The last space shuttle mission is over. Done, finis, caput. Sayonara, spacemen!
This makes me so sad. The space shuttle was probably a bad idea, and wildly too expensive for what it accomplished. Why did we stop at the moon and say, now let's just be content with shooting a flying brick into close earth orbit? Why didn't we say, to hell with it, whatever else we do, Americans are going to Mars? As Mickey Rourke said in the great movie, Diner, "If you don't got dreams, you got nightmares." Now we have a national nightmare of a sea of debt and no Mars landing to remember it by, just a lot of medical bills for baby boomers, and flat screen TVs to watch Star Wars on TBS.
James Lileks had a similar impulse, perhaps because he's of a similar age, when The Right Stuff wasn't a movie, it was what we were seeing as little kids on the nightly news:
NASA is keen to tell you there’s a still a future for sending Americans into space, but there’s a general cultural anomie that seems content to watch movies about people in space, but indifferent to any plans to put them there. This makes me grind my teeth down to the roots, but I suppose that’s a standard reaction when the rest of your fellow citizenry doesn’t share the precise and exact parameters of your interests and concerns. That’s the problem when you grow up with magazines telling you where we’re going after the moon, with grade-school notebooks that had pictures of the space stations to come, when the push to Mars was regarded as an inevitable next step.If some Presidential candidate would run on a platform of cutting Social Security and Medicare to the bone and instead funding a mission to Mars, he'd get my vote. Life isn't about making sure that Grandpa can get his two artifical hips down the aisle to the slots in the casino; a man's reach ought to exceed his grasp, or else what's a heaven for?

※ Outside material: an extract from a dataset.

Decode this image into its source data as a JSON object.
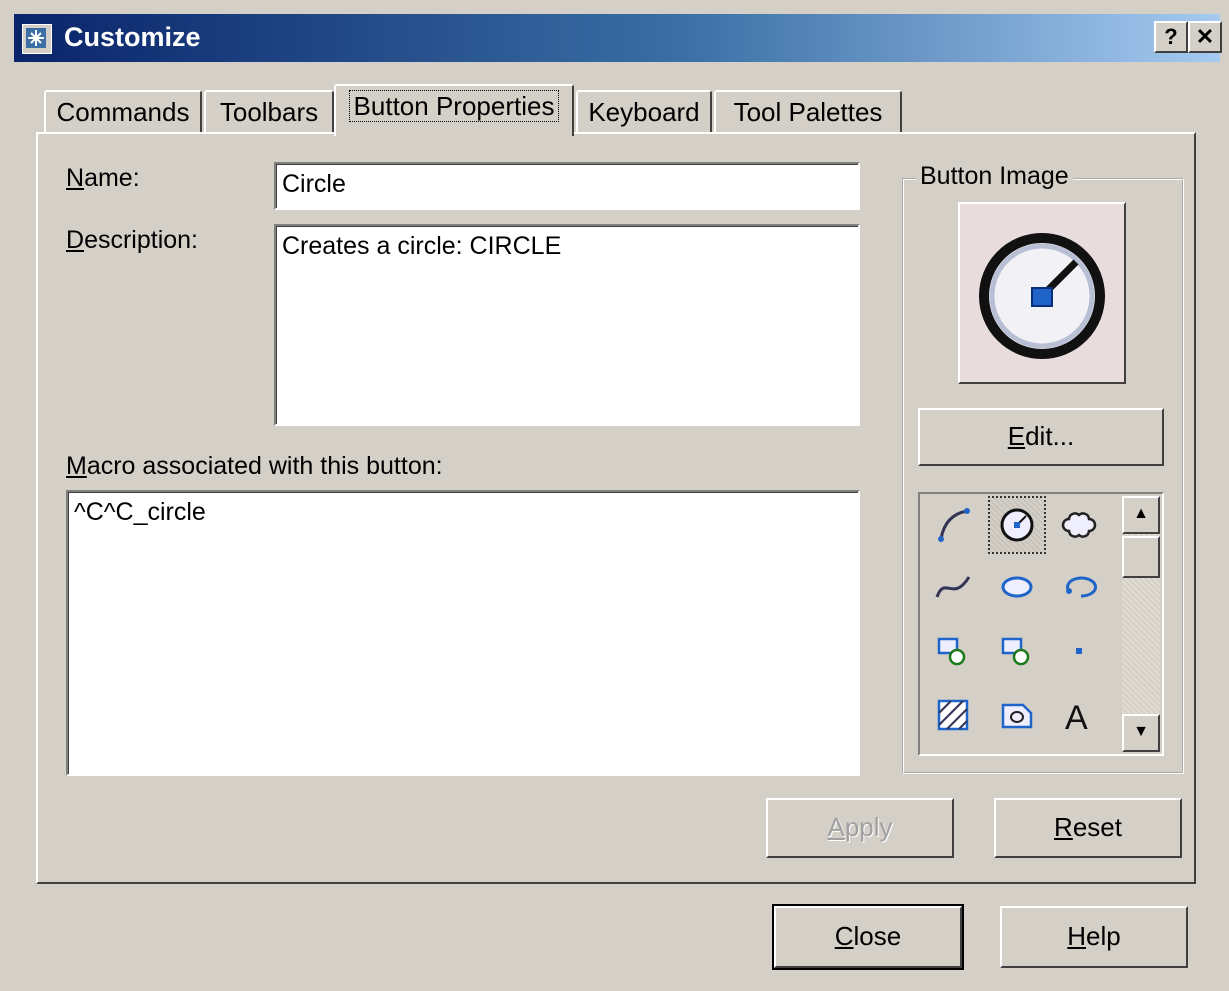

I can see the reason for taking our time – develop new engines, perfect technology, gather the money and the will. It’s not like anything’s going anywhere. But it’s not like we’re going anywhere if we’re not going anywhere, either – when nations, cultures stop exploring, it’s a bad sign. You’re ceding the future. If you have a long view that regards nation-states as quaint relics of a time in human history when maps had lines – really, you can’t see them from space! We’re all one, you know – then it doesn’t matter whether China or the US puts a flag on Mars. It’s possible a Chinese Mars expedition would commemorate the first boot on red soil with a statement that spoke for everyone on the planet, not a particular culture or nation. It’s possible. But history would remember that they chose to go, and we chose not to.
So what’s the attachment, really? Childhood attachment to Star Trek fantasies, geeky fascination with spaceships, adolescent marination in sci-fi visions of rockets and moon bases and PanAm shuttles engaged in a sun-bathed ballet with a space station revolving to the strains of Strauss, phasers and warp six and technobabble and the love of great serene machinery knifing through clouds of glowing dust? Probably. It’s not over, I know – but it’s like watching the last of Columbus’ ships return, and learning they’re cutting up the mast for firewood, and no one’s planning to go back any time soon. At first you look at the ocean and imagine what’s out there, because that’s what you’ve been doing all your life – and then you lean to stop wondering, because it reminds you of the day you saw the last ship leave.